2.20.2005

A Super[ior] Sunday

I have kept my fascination with NASCAR mostly on the down low. Yet on the occasion of both the Daytona 500 and the NBA All-Star Game, I will let you, dear reader, into the small, vaunted inner circle that know my secret.

I owe it all to Captain Jimmy. Cap'n is a sea-faring angler. For safety reasons - alcohol and the hot sun - my friend's family only sends their monstrous dingy out to sea under his careful supervisions. It is under this casual atmosphere that I have been able to open up about NASCAR.

Jimmy and I are Chevy men. Our days on the water are more than an opportunity to cop a tan and a free cruise.

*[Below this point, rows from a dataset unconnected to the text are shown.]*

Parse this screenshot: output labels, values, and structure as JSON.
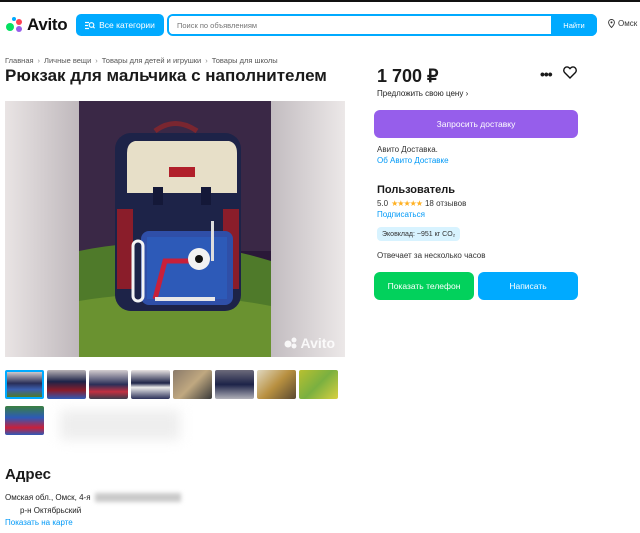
{
  "header": {
    "logo_text": "Avito",
    "categories_label": "Все категории",
    "search_placeholder": "Поиск по объявлениям",
    "search_button": "Найти",
    "location_text": "Омск"
  },
  "breadcrumbs": [
    "Главная",
    "Личные вещи",
    "Товары для детей и игрушки",
    "Товары для школы"
  ],
  "listing": {
    "title": "Рюкзак для мальчика с наполнителем",
    "price": "1 700 ₽",
    "offer_price_link": "Предложить свою цену",
    "watermark": "Avito",
    "thumbnail_count": 9
  },
  "delivery": {
    "button_label": "Запросить доставку",
    "text": "Авито Доставка.",
    "link": "Об Авито Доставке"
  },
  "seller": {
    "name": "Пользователь",
    "rating": "5.0",
    "stars": "★★★★★",
    "reviews": "18 отзывов",
    "subscribe": "Подписаться",
    "eco": "Эковклад: ~951 кг CO₂",
    "reply_time": "Отвечает за несколько часов"
  },
  "actions": {
    "phone_button": "Показать телефон",
    "write_button": "Написать"
  },
  "address": {
    "heading": "Адрес",
    "line1": "Омская обл., Омск, 4-я",
    "district": "р-н Октябрьский",
    "map_link": "Показать на карте"
  },
  "colors": {
    "brand_blue": "#00aaff",
    "delivery_purple": "#965eeb",
    "phone_green": "#02d15c",
    "link_blue": "#0099f7"
  }
}
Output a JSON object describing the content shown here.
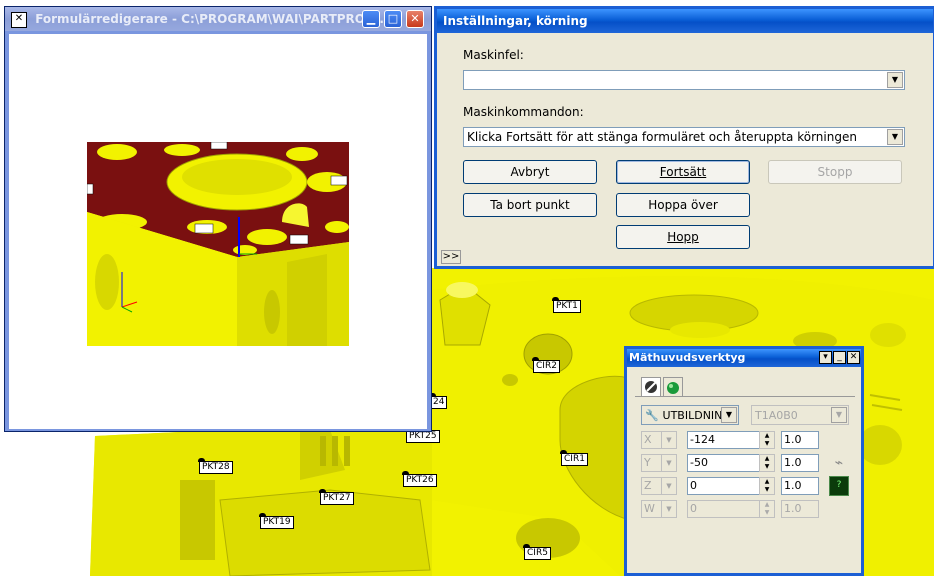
{
  "form_editor": {
    "title": "Formulärredigerare - C:\\PROGRAM\\WAI\\PARTPROG...",
    "preview_labels": [
      "",
      "",
      "",
      "",
      "",
      "",
      ""
    ]
  },
  "settings": {
    "title": "Inställningar, körning",
    "machine_error_label": "Maskinfel:",
    "machine_error_value": "",
    "machine_commands_label": "Maskinkommandon:",
    "machine_commands_value": "Klicka Fortsätt för att stänga formuläret och återuppta körningen",
    "buttons": {
      "cancel": "Avbryt",
      "continue": "Fortsätt",
      "stop": "Stopp",
      "delete_point": "Ta bort punkt",
      "skip": "Hoppa över",
      "jump": "Hopp"
    },
    "expand": ">>"
  },
  "probe_tool": {
    "title": "Mäthuvudsverktyg",
    "mode_select": "UTBILDNIN",
    "tip_select": "T1A0B0",
    "rows": [
      {
        "axis": "X",
        "value": "-124",
        "step": "1.0",
        "enabled": true
      },
      {
        "axis": "Y",
        "value": "-50",
        "step": "1.0",
        "enabled": true
      },
      {
        "axis": "Z",
        "value": "0",
        "step": "1.0",
        "enabled": true
      },
      {
        "axis": "W",
        "value": "0",
        "step": "1.0",
        "enabled": false
      }
    ]
  },
  "cad_labels": [
    {
      "id": "PKT1",
      "text": "PKT1"
    },
    {
      "id": "CIR2",
      "text": "CIR2"
    },
    {
      "id": "PKT24",
      "text": "24"
    },
    {
      "id": "PKT25",
      "text": "PKT25"
    },
    {
      "id": "CIR1",
      "text": "CIR1"
    },
    {
      "id": "PKT26",
      "text": "PKT26"
    },
    {
      "id": "PKT28",
      "text": "PKT28"
    },
    {
      "id": "PKT27",
      "text": "PKT27"
    },
    {
      "id": "PKT19",
      "text": "PKT19"
    },
    {
      "id": "CIR5",
      "text": "CIR5"
    }
  ],
  "colors": {
    "part_yellow": "#f2f200",
    "part_shadow": "#b8b800",
    "part_red": "#7a1010",
    "title_blue": "#0a5fd6"
  }
}
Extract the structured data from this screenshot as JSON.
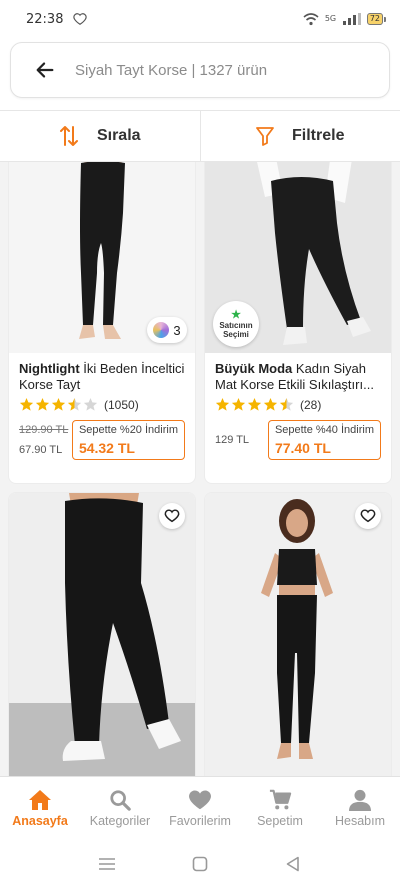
{
  "status_bar": {
    "time": "22:38",
    "battery": "72",
    "network": "5G"
  },
  "search": {
    "text": "Siyah Tayt Korse | 1327 ürün",
    "icon": "back-arrow-icon"
  },
  "toolbar": {
    "sort_label": "Sırala",
    "filter_label": "Filtrele",
    "accent_color": "#f27a1a"
  },
  "products": [
    {
      "brand": "Nightlight",
      "name": " İki Beden İnceltici Korse Tayt",
      "rating": 3.5,
      "review_count": "(1050)",
      "old_price": "129.90 TL",
      "price": "67.90 TL",
      "discount_label": "Sepette %20 İndirim",
      "discount_price": "54.32 TL",
      "color_count": "3"
    },
    {
      "brand": "Büyük Moda",
      "name": " Kadın Siyah Mat Korse Etkili Sıkılaştırı...",
      "rating": 4.5,
      "review_count": "(28)",
      "price": "129 TL",
      "discount_label": "Sepette %40 İndirim",
      "discount_price": "77.40 TL",
      "seller_badge_line1": "Satıcının",
      "seller_badge_line2": "Seçimi"
    },
    {
      "favorite": false
    },
    {
      "favorite": false
    }
  ],
  "bottom_nav": [
    {
      "label": "Anasayfa",
      "icon": "home-icon",
      "active": true
    },
    {
      "label": "Kategoriler",
      "icon": "search-icon",
      "active": false
    },
    {
      "label": "Favorilerim",
      "icon": "heart-icon",
      "active": false
    },
    {
      "label": "Sepetim",
      "icon": "cart-icon",
      "active": false
    },
    {
      "label": "Hesabım",
      "icon": "user-icon",
      "active": false
    }
  ],
  "colors": {
    "accent": "#f27a1a",
    "star": "#f5b400",
    "inactive": "#9a9a9a"
  }
}
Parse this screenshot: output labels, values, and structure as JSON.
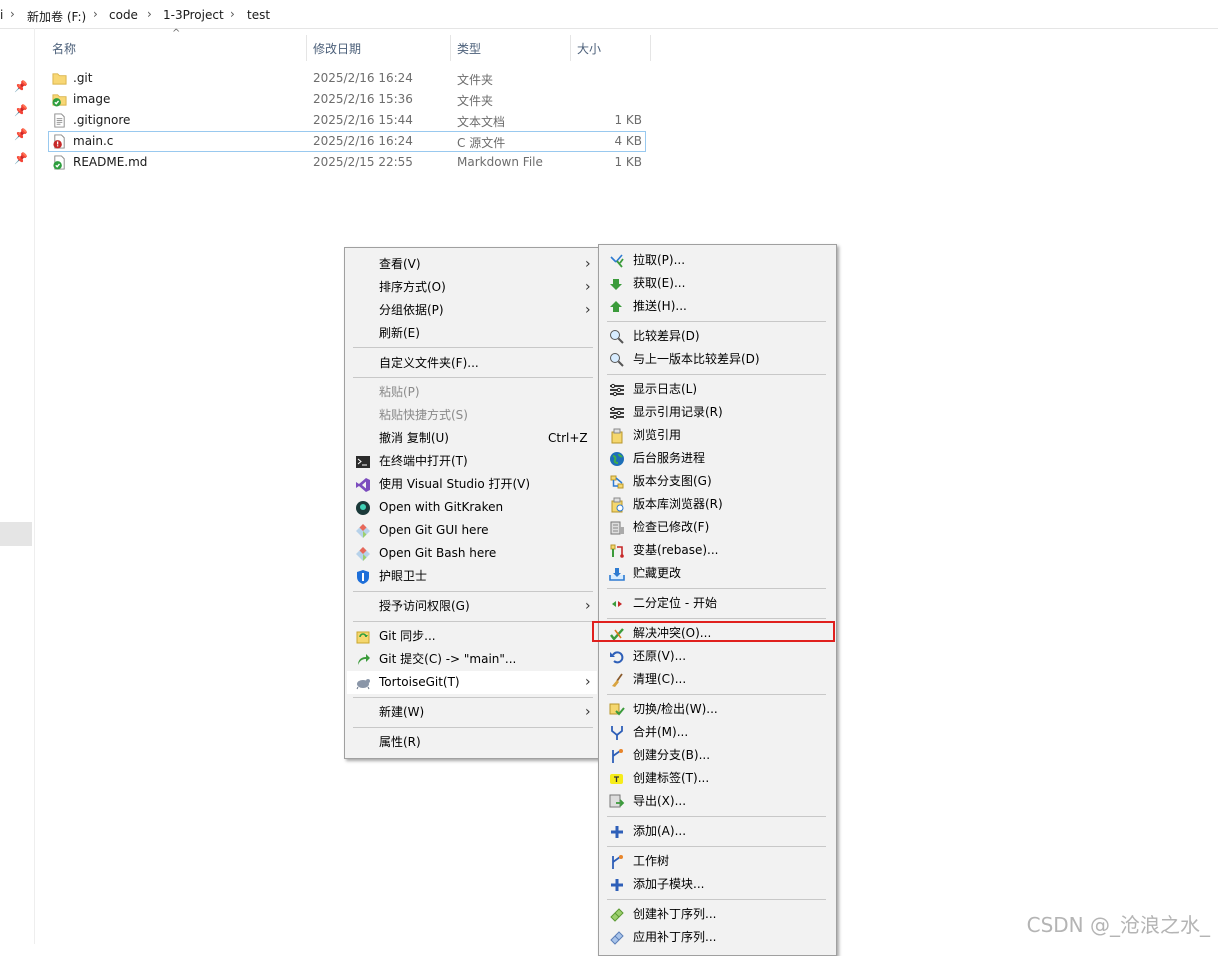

They are an outlet for my meandering thoughts on America's most popular sport - from the cacalacky of the Waltrips, the obnoxious drama of Jeff Gordon, Mike Martin's handsome good looks and the pop dominance of Dale Earnhardt, Jr - nothing is off topic, nothing is taboo. We wax about NASCAR as we chum the waters of life.

Evidently, as I watch the Daytona 500, it becomes clearer that what began with Captain Jimmy has been solidified by the new general acceptance of the most redneck of all sports. It clearly eclipses the NBA in reach, power and scope - and is dangerously close to embarassing both the NFL and MLB.

Yet, in the ties that bind all good things - there are strange and rare hues splashed along both the Icon of the NBA and the NASCAR built on kegs. That which keeps us huddled to the screen upon Josh Smith's uniform switcheroo is akin to the same rough and tumble post-coital glow that can only come after watching 200 laps of chaos on wheels.

NASCAR is country and the NBA is street. But neither are elitist. The same dysfunction that tantalizes us in the present day NBA is the backbone of the Sport of Drunks. We are appealed by the display of loud and brash human-ness that the NFL works painfully to eliminate. The same get out the bong type of rancor that is entirely absent in Tennis, Golf and Formula 1. Steroids may have made baseball shadier, but these are still men in stockings and caps.

Consider the tearful portrayal of the late Dale Earnhardt by Barry Pepper in ESPN's classic, '3'. Evidently, the NBA equivalent would be the hopeful Michael Jordan Story that never really took off. But to call Earnhardt the Jordan of NASCAR is a disservice to both his Airness and the Intimidator. One was street before he became corporate, and that surely wasn't Mr. Nike.

I simply suggest that the apparent Heirs to Jordan's throne likely find more pause and pleasure in the dirt lined tracks of Kannapolis than the suburban Carolina that built MJ and the soap box hoops of French Lick, Indiana.

Jordan's NBA is Schumacher's Formula 1. Saturated success. Iverson's NBA is Tony Stewart's Home Depot Car. Always at the risk of spontaneous combustion.

Agreed that this nods to the NBA of 5 years ago, but I haven't lost hope that the Association won't completely clean itself up. An NBA that will keep getting younger, hip-hopier and more gangsta regardless of the new generation of marquee is a close shadow of a NASCAR that relies chiefly on this sense of lawlessness.

Just picture Rafer Alston in a fire retardant suit. Just picture it and smile.